Luzern: Quaternio Verlag Luzern, 2012

  • Commentary (German, English) by Wolter-Von Dem Knesebeck, H.; Obhof, U.
  • Limited Edition: 280 copies
  • This facsimile is complete (full-size color reproduction of the whole original document).

The facsimile edition is containing twenty-one individual pictures spread across a total of seventeen full-page miniatures; one page ornamented in gold, and seventy initials (some of them resembling miniatures), the seventy-seven-page codex is richly illustrated. Some miniatures have brilliant gold backgrounds decorated in fine, arabesque chasing. All of the pages are reproduced in the original dimensions of approximately 33.2 x 25.3 cm. The facsimile and the commentary volume are delivered in an elegant, black leather display case with a transparent inset, so that the valuable edition is protected from dust, and can be decoratively displayed at the same time. Harald Wolter-von dem Knesebeck, Professor of Art History at the Friedrich Wilhelms University in Bonn, describes the illumination, with initials and all of the miniatures, and examines the iconography of the manuscript, as well as the significance of this type of book in the cultural environment of thirteenth-century German art.

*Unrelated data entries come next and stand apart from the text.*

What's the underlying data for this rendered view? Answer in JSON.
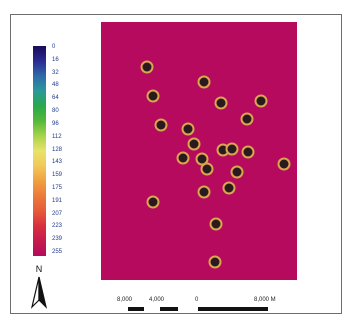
{
  "legend": {
    "labels": [
      "0",
      "16",
      "32",
      "48",
      "64",
      "80",
      "96",
      "112",
      "128",
      "143",
      "159",
      "175",
      "191",
      "207",
      "223",
      "239",
      "255"
    ],
    "gradient_colors": [
      "#1a0a5a",
      "#2a2b92",
      "#2e6aa8",
      "#2a9a9a",
      "#2aa84a",
      "#55b83a",
      "#a8d34a",
      "#e8e36a",
      "#f2c85a",
      "#f0a040",
      "#ec7a3a",
      "#e65a3a",
      "#d8303f",
      "#c61a4d",
      "#b50a5e"
    ]
  },
  "map": {
    "fill_color": "#b50a5e",
    "point_fill": "#2a1a1e",
    "point_ring": "#d9a64e"
  },
  "north": {
    "label": "N"
  },
  "scale_bar": {
    "labels": [
      "8,000",
      "4,000",
      "0",
      "8,000 M"
    ]
  }
}
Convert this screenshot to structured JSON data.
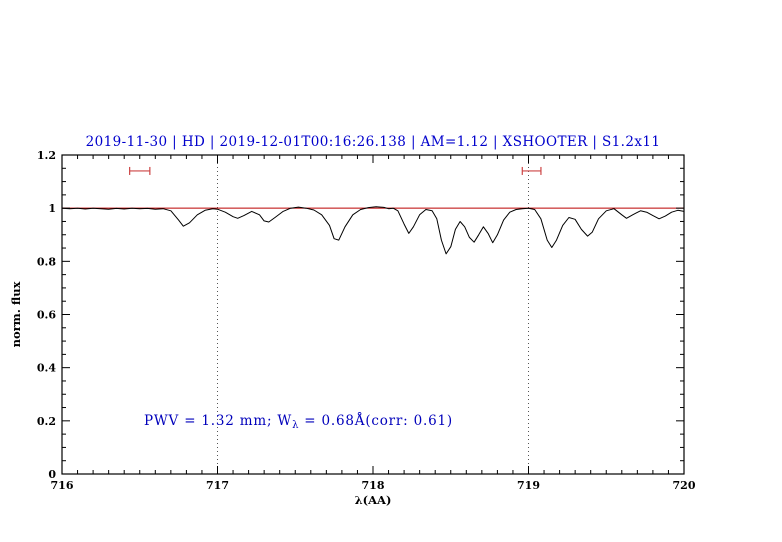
{
  "chart_data": {
    "type": "line",
    "title": "2019-11-30 | HD | 2019-12-01T00:16:26.138 | AM=1.12 | XSHOOTER | S1.2x11",
    "xlabel": "λ(AA)",
    "ylabel": "norm. flux",
    "xlim": [
      716,
      720
    ],
    "ylim": [
      0,
      1.2
    ],
    "xticks": [
      "716",
      "717",
      "718",
      "719",
      "720"
    ],
    "yticks": [
      "0",
      "0.2",
      "0.4",
      "0.6",
      "0.8",
      "1",
      "1.2"
    ],
    "grid": "off",
    "legend": "none",
    "dotted_vlines": [
      717,
      719
    ],
    "continuum": {
      "y": 1.0,
      "color": "#bb0000"
    },
    "window_markers": [
      {
        "center": 716.5,
        "half_width": 0.065,
        "y": 1.14
      },
      {
        "center": 719.02,
        "half_width": 0.06,
        "y": 1.14
      }
    ],
    "marker_color": "#cc4444",
    "annotation": {
      "prefix": "PWV = 1.32 mm; W",
      "sub": "λ",
      "suffix": " = 0.68Å(corr: 0.61)",
      "color": "#0000bb"
    },
    "title_color": "#0000cc",
    "colors": {
      "background": "#ffffff",
      "spectrum": "#000000"
    },
    "series": [
      {
        "name": "spectrum",
        "color": "#000000",
        "x": [
          716.0,
          716.05,
          716.1,
          716.15,
          716.2,
          716.25,
          716.3,
          716.35,
          716.4,
          716.45,
          716.5,
          716.55,
          716.6,
          716.65,
          716.7,
          716.75,
          716.78,
          716.82,
          716.87,
          716.92,
          716.97,
          717.0,
          717.05,
          717.1,
          717.13,
          717.17,
          717.22,
          717.27,
          717.3,
          717.33,
          717.37,
          717.42,
          717.47,
          717.52,
          717.57,
          717.62,
          717.67,
          717.72,
          717.75,
          717.78,
          717.82,
          717.87,
          717.92,
          717.97,
          718.02,
          718.07,
          718.1,
          718.13,
          718.16,
          718.2,
          718.23,
          718.26,
          718.3,
          718.34,
          718.38,
          718.41,
          718.44,
          718.47,
          718.5,
          718.53,
          718.56,
          718.59,
          718.62,
          718.65,
          718.68,
          718.71,
          718.74,
          718.77,
          718.8,
          718.84,
          718.88,
          718.92,
          718.96,
          719.0,
          719.04,
          719.08,
          719.12,
          719.15,
          719.18,
          719.22,
          719.26,
          719.3,
          719.34,
          719.38,
          719.41,
          719.45,
          719.5,
          719.55,
          719.6,
          719.63,
          719.67,
          719.72,
          719.76,
          719.8,
          719.84,
          719.88,
          719.92,
          719.96,
          720.0
        ],
        "y": [
          1.0,
          0.998,
          1.0,
          0.997,
          1.0,
          0.998,
          0.996,
          0.999,
          0.997,
          1.0,
          0.998,
          0.999,
          0.996,
          0.998,
          0.99,
          0.955,
          0.932,
          0.945,
          0.975,
          0.992,
          0.998,
          0.996,
          0.985,
          0.968,
          0.962,
          0.972,
          0.988,
          0.975,
          0.952,
          0.948,
          0.965,
          0.987,
          1.0,
          1.004,
          1.0,
          0.993,
          0.975,
          0.935,
          0.885,
          0.88,
          0.93,
          0.975,
          0.995,
          1.002,
          1.005,
          1.003,
          0.998,
          1.0,
          0.99,
          0.94,
          0.905,
          0.93,
          0.975,
          0.995,
          0.99,
          0.96,
          0.88,
          0.828,
          0.855,
          0.92,
          0.95,
          0.93,
          0.89,
          0.872,
          0.9,
          0.93,
          0.905,
          0.87,
          0.9,
          0.955,
          0.985,
          0.995,
          0.998,
          1.0,
          0.995,
          0.96,
          0.88,
          0.852,
          0.88,
          0.935,
          0.965,
          0.958,
          0.92,
          0.895,
          0.91,
          0.96,
          0.99,
          0.998,
          0.975,
          0.962,
          0.975,
          0.99,
          0.985,
          0.972,
          0.96,
          0.97,
          0.985,
          0.992,
          0.988
        ]
      }
    ]
  }
}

Ute Obhof, Head of the Manuscript Department at the Badische Landesbibliothek, discusses the codicology, the cover, and documents the manuscript’s path to its current home at the Library.


The cover of the facsimile is a faithful copy of the magnificent medieval cover; it features a gilded, sculpted figure of Christ on the front, along with ten silver niello plates, ornamented with either figures or floral design, and it is set with fifty-four decorative stones and gems. Back and spine are covered in Bordeaux red velvet and edged in a gilded framework. Two leather clasps are ornamented with decorative fittings.